Although I for Isobel can be broadly classified as a realistic psychological novel, it also belongs to a literary genre that is somewhat more specialized: the Bildungsroman, or novel of maturation. Typically, a Bildungsroman will follow a single protagonist as he or she navigates challenges, conflicts, and moral dilemmas that lead to personal growth. Isobel must deal with a cruel mother, the moral scruples of a Catholic upbringing, the world of work, and the difficulty of finding a fulfilling place in adult society. However, Isobel's literary interests also place I for Isobel in an important subdivision of the Bildungsroman genre: the Künstlerroman, or novel that depicts the development and education of an aspiring artist.
Some of the most famous examples of Bildungsromans and Künstlerromans were written in German, the language from which these two terms are taken. For instance, 18th-century author Johann Wolfgang von Goethe is famous for the depictions of sensitive and artistically-inclined young men that he presented in novels such as The Sorrows of Young Werther and Wilhelm Meister's Apprenticeship. Yet the English-language literary canon also contains a few remarkably insightful Bildungsromans, as Amy Witting was well aware. After all, I for Isobel is laced with references to 19th- and 20th-century novels from exactly this genre—references that indicate, to attentive readers, how I for Isobel can best be situated in terms of theme and genre.
During a conversation with her Aunt Noelene (74), the adult Isobel refers to David Copperfield, Charles Dickens' first-person Bildungsroman and a novel based in some respects on Dickens' own life. The parallels here are obvious: I for Isobel itself draws from Amy Witting's own background, but without ever becoming a complete autobiography. And like David Copperfield himself, Isobel moves beyond a trying childhood to attain a measure of independence as a young adult. The parallels between I for Isobel and another novel of development that Isobel encounters, George Eliot's sprawling social commentary Middlemarch (133), are somewhat less obvious. Yet one of the central characters of Eliot's masterpiece, Dorothea Brooke, is in some ways a 19th-century Isobel. Both of these young women seek educated company, including the company of well-read men, but meet disillusionment and disappointment in such relationships.
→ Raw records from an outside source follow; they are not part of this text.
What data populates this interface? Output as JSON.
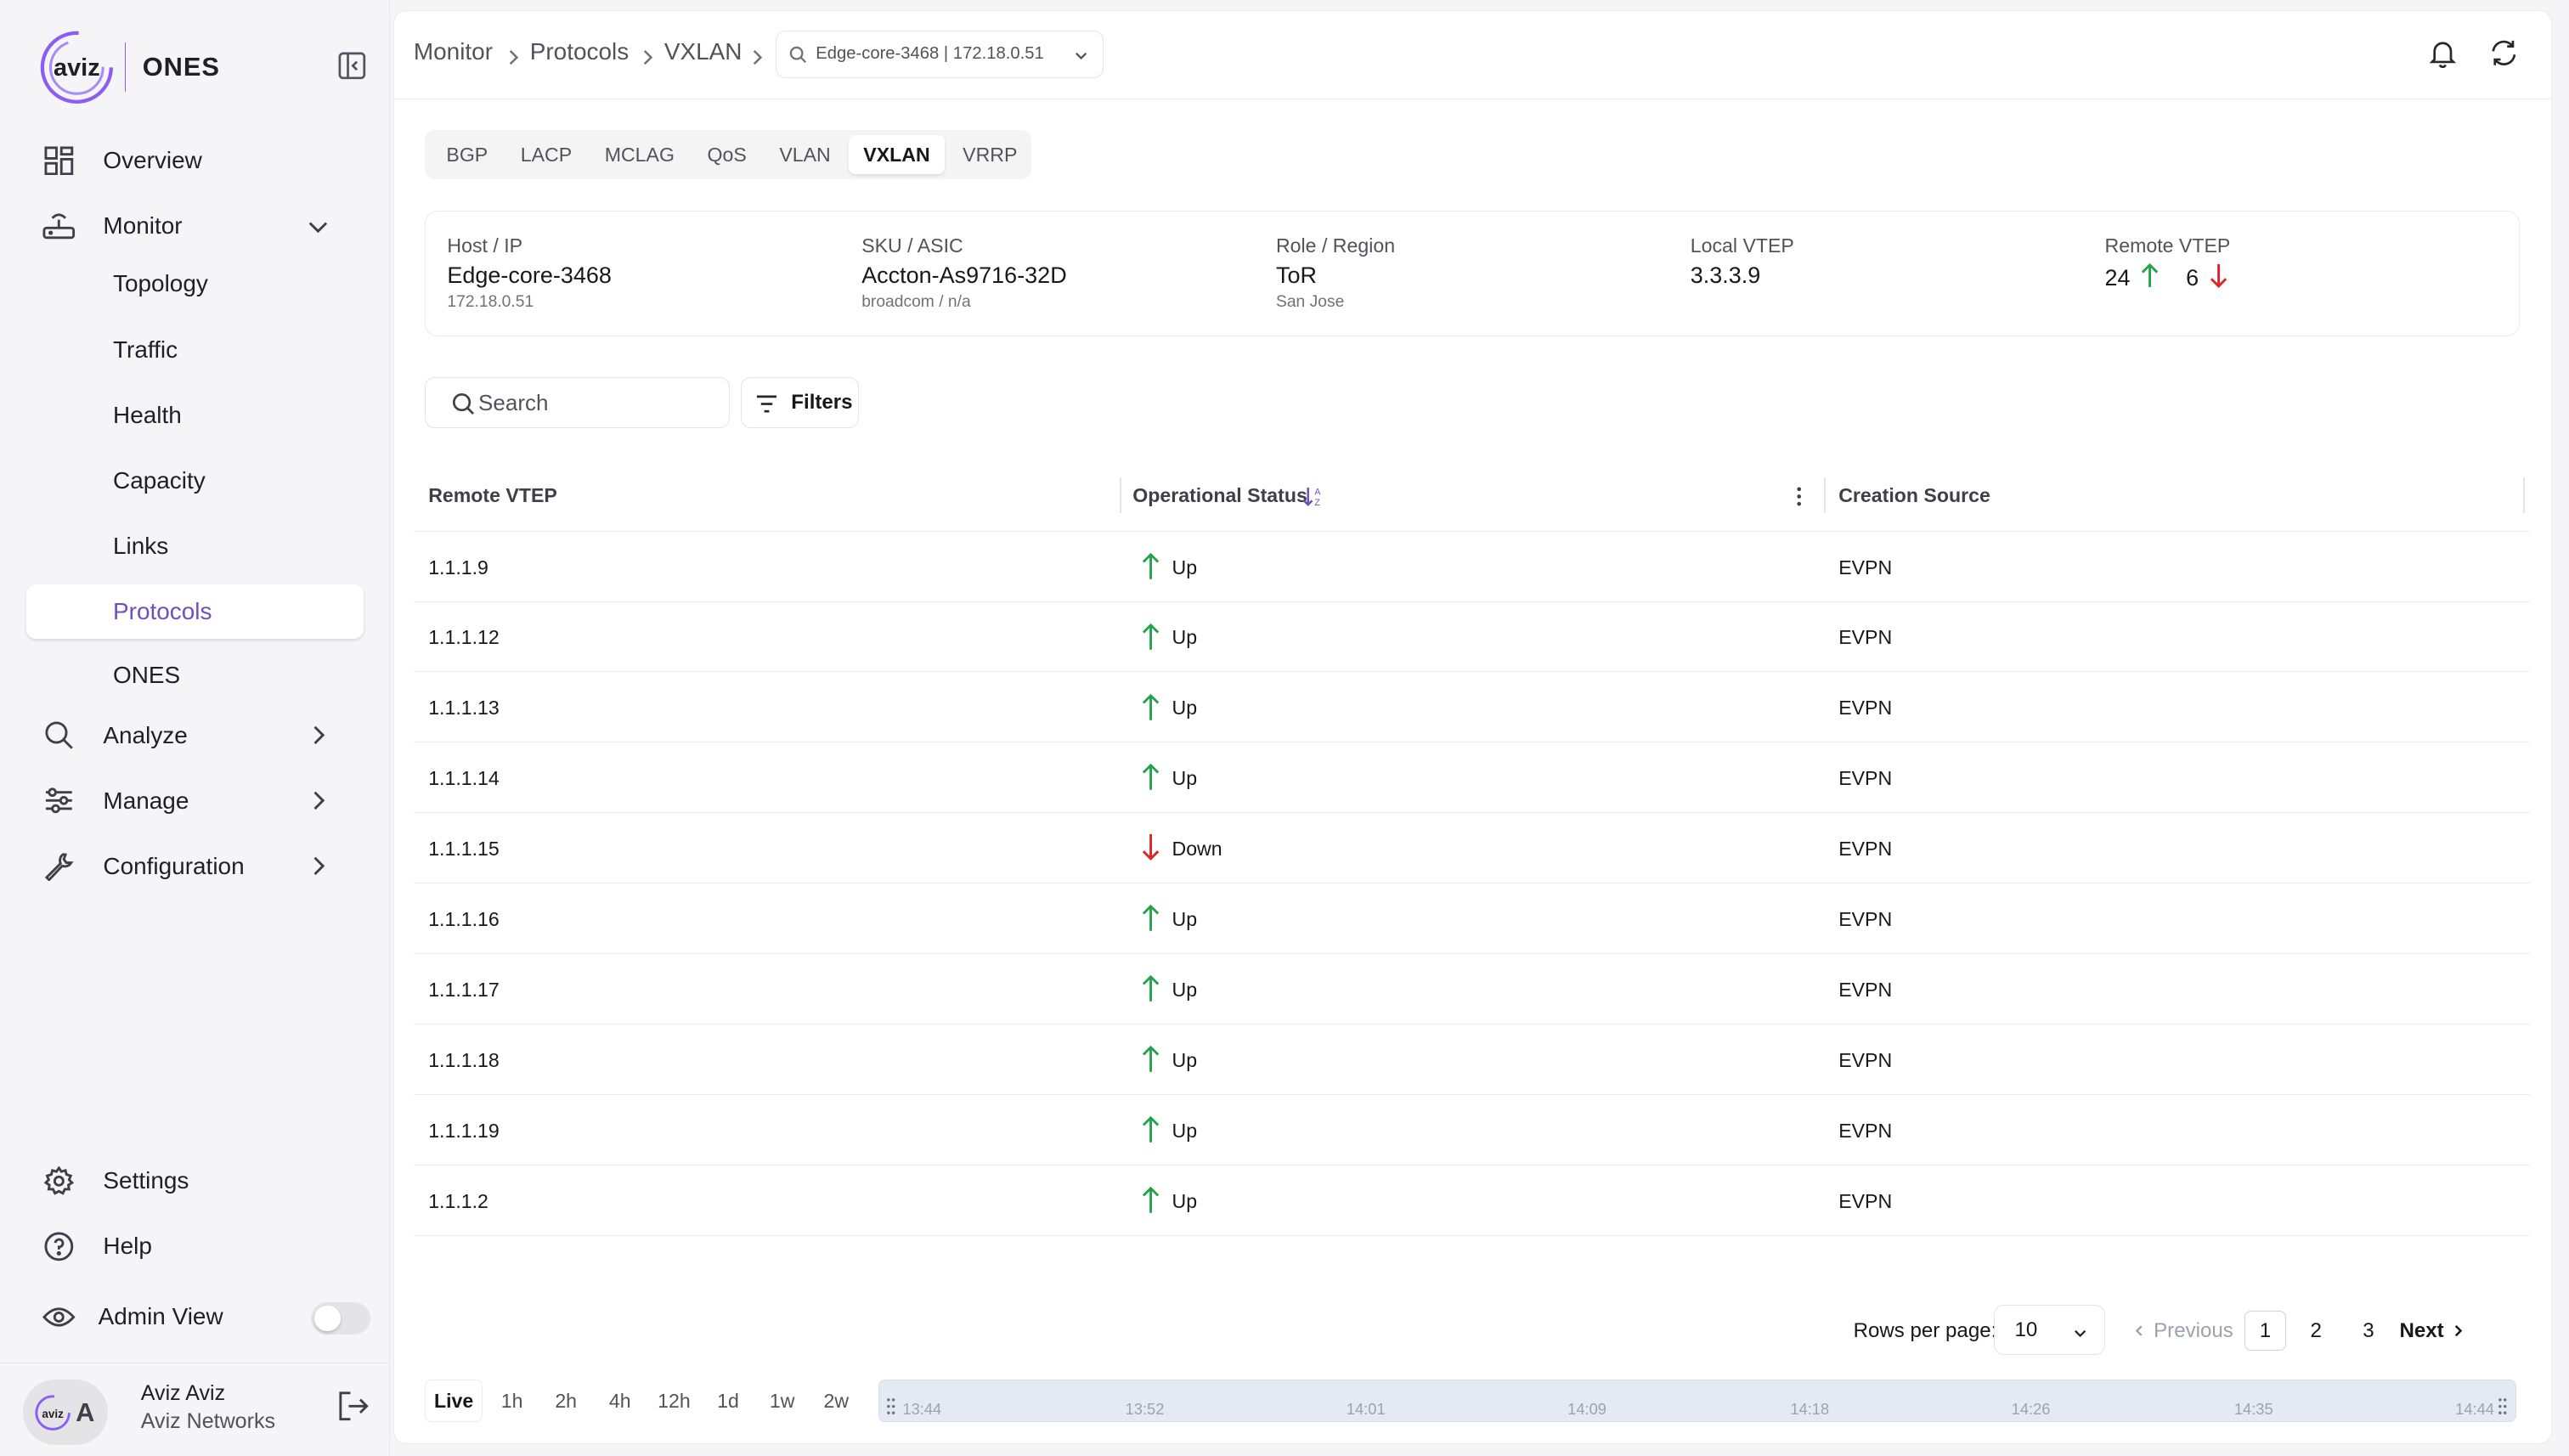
{
  "app": {
    "brand": "aviz",
    "product": "ONES"
  },
  "sidebar": {
    "overview": "Overview",
    "monitor": "Monitor",
    "monitor_items": [
      "Topology",
      "Traffic",
      "Health",
      "Capacity",
      "Links",
      "Protocols",
      "ONES"
    ],
    "analyze": "Analyze",
    "manage": "Manage",
    "configuration": "Configuration",
    "settings": "Settings",
    "help": "Help",
    "admin_view": "Admin View",
    "user_name": "Aviz Aviz",
    "user_org": "Aviz Networks",
    "avatar_text": "A"
  },
  "breadcrumb": [
    "Monitor",
    "Protocols",
    "VXLAN"
  ],
  "device_select": "Edge-core-3468 | 172.18.0.51",
  "tabs": [
    "BGP",
    "LACP",
    "MCLAG",
    "QoS",
    "VLAN",
    "VXLAN",
    "VRRP"
  ],
  "active_tab": "VXLAN",
  "info": {
    "host_label": "Host / IP",
    "host_value": "Edge-core-3468",
    "host_sub": "172.18.0.51",
    "sku_label": "SKU / ASIC",
    "sku_value": "Accton-As9716-32D",
    "sku_sub": "broadcom / n/a",
    "role_label": "Role / Region",
    "role_value": "ToR",
    "role_sub": "San Jose",
    "local_label": "Local VTEP",
    "local_value": "3.3.3.9",
    "remote_label": "Remote VTEP",
    "remote_up": "24",
    "remote_down": "6"
  },
  "search": {
    "placeholder": "Search"
  },
  "filters_label": "Filters",
  "table": {
    "columns": [
      "Remote VTEP",
      "Operational Status",
      "Creation Source"
    ],
    "rows": [
      {
        "vtep": "1.1.1.9",
        "status": "Up",
        "source": "EVPN"
      },
      {
        "vtep": "1.1.1.12",
        "status": "Up",
        "source": "EVPN"
      },
      {
        "vtep": "1.1.1.13",
        "status": "Up",
        "source": "EVPN"
      },
      {
        "vtep": "1.1.1.14",
        "status": "Up",
        "source": "EVPN"
      },
      {
        "vtep": "1.1.1.15",
        "status": "Down",
        "source": "EVPN"
      },
      {
        "vtep": "1.1.1.16",
        "status": "Up",
        "source": "EVPN"
      },
      {
        "vtep": "1.1.1.17",
        "status": "Up",
        "source": "EVPN"
      },
      {
        "vtep": "1.1.1.18",
        "status": "Up",
        "source": "EVPN"
      },
      {
        "vtep": "1.1.1.19",
        "status": "Up",
        "source": "EVPN"
      },
      {
        "vtep": "1.1.1.2",
        "status": "Up",
        "source": "EVPN"
      }
    ]
  },
  "pagination": {
    "rows_label": "Rows per page:",
    "rows_value": "10",
    "previous": "Previous",
    "pages": [
      "1",
      "2",
      "3"
    ],
    "current": "1",
    "next": "Next"
  },
  "time_range": {
    "buttons": [
      "Live",
      "1h",
      "2h",
      "4h",
      "12h",
      "1d",
      "1w",
      "2w"
    ],
    "active": "Live",
    "ticks": [
      "13:44",
      "13:52",
      "14:01",
      "14:09",
      "14:18",
      "14:26",
      "14:35",
      "14:44"
    ]
  },
  "colors": {
    "accent": "#6d4fc2",
    "up": "#22a34a",
    "down": "#dc2626"
  }
}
The book that Isobel encounters that may most closely align with her own life, though, is James Joyce's A Portrait of the Artist as a Young Man. Isobel glimpses this modernist narrative in Michael's book collection (151). She doesn't take it with her, but if she had, she would have recognized many aspects of herself in Joyce's protagonist Stephen Daedalus. Like Isobel, Stephen struggles during his childhood with aggressive adults and with the strictures of Catholicism; neither of these influences, however, stifles his creativity. Moreover, like I for Isobel, A Portrait of the Artist as a Young Man breaks off roughly at a point of artistic and intellectual self-realization for Stephen—but sets up the next narrative of Stephen's development as well. While Isobel returns in Isobel on the Way to the Corner Shop, Stephen resurfaces in a second narrative of Joyce's own, Ulysses.